The tax consequences of expatriating
One essential point before beginning the expatriation process is that you must have another citizenship - it’s not an option to become stateless. Therefore, you should seek advice before taking any action to ensure that renouncing your US citizenship is the best option for you.
If you’re a Green Card Holder, once you’ve held the card for eight years or more and then give it up or have it revoked, you’ll be treated as if you were expatriating and subject to the same rules as US citizens who relinquish their citizenship.
What type of expatriate are you?
Consideration should then be given as to what kind of expatriate you will be; whether you would be a ‘covered expatriate’ or not.
You're a covered expatriate if you meet one of the following criteria:
1) Your average US net income tax for the preceding five years is more than a specified amount that is adjusted for inflation ($172,000 for 2021).
2) Your net worth is in excess of $2 million on the date of your expatriation.
3) You fail to certify that you’ve met your US Federal tax obligations for the preceding five years.
If you’re a covered expatriate, you are subject to a deemed disposal of all of your assets based on their market value the day before you expatriate.

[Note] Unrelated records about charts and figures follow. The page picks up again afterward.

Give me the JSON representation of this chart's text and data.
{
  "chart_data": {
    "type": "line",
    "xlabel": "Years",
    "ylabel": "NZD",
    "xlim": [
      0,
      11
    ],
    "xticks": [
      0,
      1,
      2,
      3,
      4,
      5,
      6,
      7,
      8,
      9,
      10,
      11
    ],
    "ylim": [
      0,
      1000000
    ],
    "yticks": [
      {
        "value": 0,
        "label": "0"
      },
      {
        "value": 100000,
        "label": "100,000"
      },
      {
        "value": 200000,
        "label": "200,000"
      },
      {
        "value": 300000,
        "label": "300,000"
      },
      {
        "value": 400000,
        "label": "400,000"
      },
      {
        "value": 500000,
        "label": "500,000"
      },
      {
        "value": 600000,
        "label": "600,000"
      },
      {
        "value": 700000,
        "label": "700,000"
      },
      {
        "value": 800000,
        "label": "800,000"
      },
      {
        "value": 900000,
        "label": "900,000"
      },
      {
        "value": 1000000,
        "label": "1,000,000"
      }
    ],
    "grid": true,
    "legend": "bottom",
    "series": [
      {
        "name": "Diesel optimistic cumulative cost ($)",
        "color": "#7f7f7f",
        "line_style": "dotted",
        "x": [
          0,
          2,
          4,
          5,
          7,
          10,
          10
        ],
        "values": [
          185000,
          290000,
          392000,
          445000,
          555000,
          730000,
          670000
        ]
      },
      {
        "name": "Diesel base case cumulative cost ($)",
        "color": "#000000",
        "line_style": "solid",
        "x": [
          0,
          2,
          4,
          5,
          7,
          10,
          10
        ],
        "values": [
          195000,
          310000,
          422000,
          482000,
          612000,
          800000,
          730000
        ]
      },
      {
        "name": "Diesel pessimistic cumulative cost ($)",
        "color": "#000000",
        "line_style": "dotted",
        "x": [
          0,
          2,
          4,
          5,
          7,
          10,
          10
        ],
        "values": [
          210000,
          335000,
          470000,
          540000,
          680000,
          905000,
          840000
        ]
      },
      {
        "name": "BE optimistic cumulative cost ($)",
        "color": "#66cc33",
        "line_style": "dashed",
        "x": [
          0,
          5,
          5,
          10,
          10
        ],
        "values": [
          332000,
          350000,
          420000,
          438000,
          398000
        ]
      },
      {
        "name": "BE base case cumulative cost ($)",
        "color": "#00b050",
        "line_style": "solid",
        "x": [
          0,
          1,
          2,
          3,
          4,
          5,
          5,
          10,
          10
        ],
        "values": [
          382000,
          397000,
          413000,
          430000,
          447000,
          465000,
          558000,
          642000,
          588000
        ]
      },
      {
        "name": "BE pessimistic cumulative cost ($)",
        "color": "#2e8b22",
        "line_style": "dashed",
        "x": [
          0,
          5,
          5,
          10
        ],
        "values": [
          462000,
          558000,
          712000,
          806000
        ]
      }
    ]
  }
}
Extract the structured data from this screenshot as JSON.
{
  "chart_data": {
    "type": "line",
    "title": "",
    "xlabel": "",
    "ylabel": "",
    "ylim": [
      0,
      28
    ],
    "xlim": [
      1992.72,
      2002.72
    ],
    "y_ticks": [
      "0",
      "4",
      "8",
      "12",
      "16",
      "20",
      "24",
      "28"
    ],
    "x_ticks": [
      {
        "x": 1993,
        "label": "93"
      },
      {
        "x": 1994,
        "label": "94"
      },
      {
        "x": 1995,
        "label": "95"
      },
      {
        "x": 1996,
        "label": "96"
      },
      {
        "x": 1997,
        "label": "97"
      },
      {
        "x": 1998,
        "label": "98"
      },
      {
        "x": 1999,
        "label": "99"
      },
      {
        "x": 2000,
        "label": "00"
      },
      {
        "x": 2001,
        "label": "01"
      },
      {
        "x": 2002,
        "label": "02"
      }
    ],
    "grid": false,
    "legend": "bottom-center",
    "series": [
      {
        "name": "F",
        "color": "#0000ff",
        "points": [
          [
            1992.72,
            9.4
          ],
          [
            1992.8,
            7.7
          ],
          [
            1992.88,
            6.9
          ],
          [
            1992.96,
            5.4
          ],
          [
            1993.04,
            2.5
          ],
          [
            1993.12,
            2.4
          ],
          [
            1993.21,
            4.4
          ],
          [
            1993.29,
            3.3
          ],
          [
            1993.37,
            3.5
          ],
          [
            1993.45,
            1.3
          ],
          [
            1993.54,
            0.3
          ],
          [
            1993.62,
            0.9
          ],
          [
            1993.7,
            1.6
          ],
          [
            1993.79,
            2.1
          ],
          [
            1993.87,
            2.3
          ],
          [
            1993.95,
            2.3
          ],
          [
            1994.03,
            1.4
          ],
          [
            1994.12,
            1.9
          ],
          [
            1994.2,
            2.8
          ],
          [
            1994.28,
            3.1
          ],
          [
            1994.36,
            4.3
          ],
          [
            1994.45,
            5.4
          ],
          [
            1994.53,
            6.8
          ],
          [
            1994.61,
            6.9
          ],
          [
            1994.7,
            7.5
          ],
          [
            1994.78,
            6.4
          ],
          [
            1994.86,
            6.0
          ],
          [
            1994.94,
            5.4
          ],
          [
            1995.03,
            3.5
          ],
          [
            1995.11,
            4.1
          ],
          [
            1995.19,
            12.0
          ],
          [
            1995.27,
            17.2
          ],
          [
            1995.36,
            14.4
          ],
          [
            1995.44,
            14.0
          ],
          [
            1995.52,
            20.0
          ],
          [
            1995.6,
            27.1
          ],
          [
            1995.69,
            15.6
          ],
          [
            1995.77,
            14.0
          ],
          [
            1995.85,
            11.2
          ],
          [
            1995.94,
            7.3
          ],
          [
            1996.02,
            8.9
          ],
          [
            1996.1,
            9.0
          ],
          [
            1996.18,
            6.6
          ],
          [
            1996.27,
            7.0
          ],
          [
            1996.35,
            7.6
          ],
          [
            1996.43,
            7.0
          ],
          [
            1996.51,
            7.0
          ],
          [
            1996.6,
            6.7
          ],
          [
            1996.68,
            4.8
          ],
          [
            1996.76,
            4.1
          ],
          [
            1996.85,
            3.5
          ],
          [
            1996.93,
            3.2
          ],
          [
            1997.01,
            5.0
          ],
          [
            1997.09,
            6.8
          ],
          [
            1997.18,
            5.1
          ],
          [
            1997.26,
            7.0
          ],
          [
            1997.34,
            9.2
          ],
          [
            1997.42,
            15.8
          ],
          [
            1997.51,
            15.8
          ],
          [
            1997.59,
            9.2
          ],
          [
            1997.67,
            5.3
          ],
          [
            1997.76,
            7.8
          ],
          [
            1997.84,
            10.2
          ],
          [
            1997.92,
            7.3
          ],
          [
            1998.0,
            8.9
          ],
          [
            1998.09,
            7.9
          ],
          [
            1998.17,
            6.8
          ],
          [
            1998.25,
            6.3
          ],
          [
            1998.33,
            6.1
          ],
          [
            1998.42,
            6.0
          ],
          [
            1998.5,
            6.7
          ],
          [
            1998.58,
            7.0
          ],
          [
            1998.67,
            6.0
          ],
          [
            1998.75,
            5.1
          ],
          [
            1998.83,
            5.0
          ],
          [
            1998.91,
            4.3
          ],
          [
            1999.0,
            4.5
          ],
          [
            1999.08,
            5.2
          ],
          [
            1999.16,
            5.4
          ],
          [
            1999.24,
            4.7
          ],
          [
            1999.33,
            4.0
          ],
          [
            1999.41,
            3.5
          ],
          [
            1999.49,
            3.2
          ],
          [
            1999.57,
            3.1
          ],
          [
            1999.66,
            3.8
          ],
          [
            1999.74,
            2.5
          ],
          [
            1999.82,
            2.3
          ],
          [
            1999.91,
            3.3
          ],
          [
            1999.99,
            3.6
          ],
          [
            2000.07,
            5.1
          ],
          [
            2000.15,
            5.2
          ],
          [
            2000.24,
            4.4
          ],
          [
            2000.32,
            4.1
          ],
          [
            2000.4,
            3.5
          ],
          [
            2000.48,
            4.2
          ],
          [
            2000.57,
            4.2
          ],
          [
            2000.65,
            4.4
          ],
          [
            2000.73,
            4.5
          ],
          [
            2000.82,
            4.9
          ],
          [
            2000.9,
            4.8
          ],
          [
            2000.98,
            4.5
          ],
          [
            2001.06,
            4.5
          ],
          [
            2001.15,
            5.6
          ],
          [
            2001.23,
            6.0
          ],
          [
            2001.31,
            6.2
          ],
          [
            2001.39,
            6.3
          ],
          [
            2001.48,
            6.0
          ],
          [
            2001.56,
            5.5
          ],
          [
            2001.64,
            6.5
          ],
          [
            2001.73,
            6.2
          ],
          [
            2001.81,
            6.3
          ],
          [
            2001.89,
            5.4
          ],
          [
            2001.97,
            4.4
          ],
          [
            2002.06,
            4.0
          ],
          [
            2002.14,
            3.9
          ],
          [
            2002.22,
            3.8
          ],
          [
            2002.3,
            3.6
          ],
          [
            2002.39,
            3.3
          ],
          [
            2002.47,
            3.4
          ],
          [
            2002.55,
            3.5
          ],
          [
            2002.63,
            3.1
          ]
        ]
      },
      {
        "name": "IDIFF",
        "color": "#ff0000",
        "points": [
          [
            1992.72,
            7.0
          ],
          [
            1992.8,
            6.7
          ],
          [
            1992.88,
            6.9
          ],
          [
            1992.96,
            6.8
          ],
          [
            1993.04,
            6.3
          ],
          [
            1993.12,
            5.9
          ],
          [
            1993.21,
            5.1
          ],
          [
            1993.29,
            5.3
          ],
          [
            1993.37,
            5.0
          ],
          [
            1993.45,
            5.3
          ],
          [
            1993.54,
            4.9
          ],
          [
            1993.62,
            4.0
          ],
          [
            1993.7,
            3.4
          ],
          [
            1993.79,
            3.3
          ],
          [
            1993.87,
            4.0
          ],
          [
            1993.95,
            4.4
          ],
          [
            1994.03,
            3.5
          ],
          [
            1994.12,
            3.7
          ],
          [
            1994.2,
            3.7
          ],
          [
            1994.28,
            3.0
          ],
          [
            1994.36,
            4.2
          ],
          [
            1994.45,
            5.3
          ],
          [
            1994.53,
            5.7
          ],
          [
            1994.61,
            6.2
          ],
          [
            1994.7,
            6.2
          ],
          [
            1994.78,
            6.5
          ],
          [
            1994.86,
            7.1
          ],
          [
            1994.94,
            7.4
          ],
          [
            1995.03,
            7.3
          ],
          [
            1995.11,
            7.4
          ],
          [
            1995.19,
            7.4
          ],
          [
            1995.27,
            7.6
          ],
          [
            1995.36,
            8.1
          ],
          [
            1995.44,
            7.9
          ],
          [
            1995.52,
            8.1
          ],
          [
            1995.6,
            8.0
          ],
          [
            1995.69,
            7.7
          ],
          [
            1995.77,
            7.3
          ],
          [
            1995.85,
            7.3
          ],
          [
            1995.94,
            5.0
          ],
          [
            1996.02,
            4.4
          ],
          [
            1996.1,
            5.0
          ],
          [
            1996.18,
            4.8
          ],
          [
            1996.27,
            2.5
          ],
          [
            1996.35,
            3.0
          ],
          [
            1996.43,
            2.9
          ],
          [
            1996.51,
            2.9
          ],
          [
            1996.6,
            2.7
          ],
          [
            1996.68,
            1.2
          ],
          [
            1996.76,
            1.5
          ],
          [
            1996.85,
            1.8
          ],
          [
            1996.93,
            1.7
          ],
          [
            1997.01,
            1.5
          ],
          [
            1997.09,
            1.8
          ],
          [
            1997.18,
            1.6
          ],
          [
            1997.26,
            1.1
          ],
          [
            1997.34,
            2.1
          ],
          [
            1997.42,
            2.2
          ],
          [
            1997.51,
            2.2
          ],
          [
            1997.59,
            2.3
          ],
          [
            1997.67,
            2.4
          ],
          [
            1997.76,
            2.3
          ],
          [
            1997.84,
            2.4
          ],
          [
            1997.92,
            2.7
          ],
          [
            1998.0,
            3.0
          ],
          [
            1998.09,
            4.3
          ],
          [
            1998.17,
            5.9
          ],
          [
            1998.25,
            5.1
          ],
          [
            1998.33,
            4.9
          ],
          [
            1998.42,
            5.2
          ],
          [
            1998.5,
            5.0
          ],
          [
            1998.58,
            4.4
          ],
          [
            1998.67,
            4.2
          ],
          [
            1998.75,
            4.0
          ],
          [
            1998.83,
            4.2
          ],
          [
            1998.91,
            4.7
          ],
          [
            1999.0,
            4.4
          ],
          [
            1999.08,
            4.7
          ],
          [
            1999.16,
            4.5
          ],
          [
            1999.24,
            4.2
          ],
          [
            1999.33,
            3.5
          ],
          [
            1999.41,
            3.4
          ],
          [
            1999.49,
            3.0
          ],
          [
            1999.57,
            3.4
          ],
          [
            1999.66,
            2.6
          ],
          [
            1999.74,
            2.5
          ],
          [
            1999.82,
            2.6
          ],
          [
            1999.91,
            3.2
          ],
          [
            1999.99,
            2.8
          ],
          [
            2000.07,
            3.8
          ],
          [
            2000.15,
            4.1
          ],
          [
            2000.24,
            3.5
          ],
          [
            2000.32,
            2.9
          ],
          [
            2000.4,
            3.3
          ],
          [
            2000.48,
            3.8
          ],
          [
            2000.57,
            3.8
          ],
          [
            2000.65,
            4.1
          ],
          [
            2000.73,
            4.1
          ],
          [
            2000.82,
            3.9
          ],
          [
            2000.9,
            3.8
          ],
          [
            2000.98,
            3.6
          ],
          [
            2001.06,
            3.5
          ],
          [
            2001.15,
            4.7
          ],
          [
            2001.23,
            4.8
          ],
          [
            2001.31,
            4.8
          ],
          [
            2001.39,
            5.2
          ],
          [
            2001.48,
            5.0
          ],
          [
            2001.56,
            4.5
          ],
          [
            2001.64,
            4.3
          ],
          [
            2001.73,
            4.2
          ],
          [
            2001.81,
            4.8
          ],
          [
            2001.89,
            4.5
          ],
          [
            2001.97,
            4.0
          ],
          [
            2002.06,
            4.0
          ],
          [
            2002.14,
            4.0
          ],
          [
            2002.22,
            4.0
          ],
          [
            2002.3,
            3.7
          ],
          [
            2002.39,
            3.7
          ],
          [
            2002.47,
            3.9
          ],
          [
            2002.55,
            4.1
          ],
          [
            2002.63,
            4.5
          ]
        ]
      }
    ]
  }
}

An inflation adjusted exclusion is then applied ($744,000 for 2021) and any resulting gain is subject to Federal tax at the relevant tax rate. This can cause significant problems if it results in a tax charge in the US but, without the actual sale of the asset, there is a shortfall of funds to pay the tax that is due. Furthermore, when the assets are sold in the future it’s possible that the country of residence will also seek to tax any gains at that time and without giving any relief for the US tax previously incurred. This can result in double taxation.
Additional rules can also bring deferred compensation, pensions and similar items into tax at the point of expatriation.
If you do not meet the above criteria, then you will not have the tax burden of the exit tax or the accelerated taxation of deferred income items.
If you had dual citizenship in the US and another country from birth and you continue to live in that other country, you’ll have an easier path to expatriation as you’re entitled to sidestep the covered expatriate rules. You’ll still have reporting obligations, but the tax exposure is significantly reduced.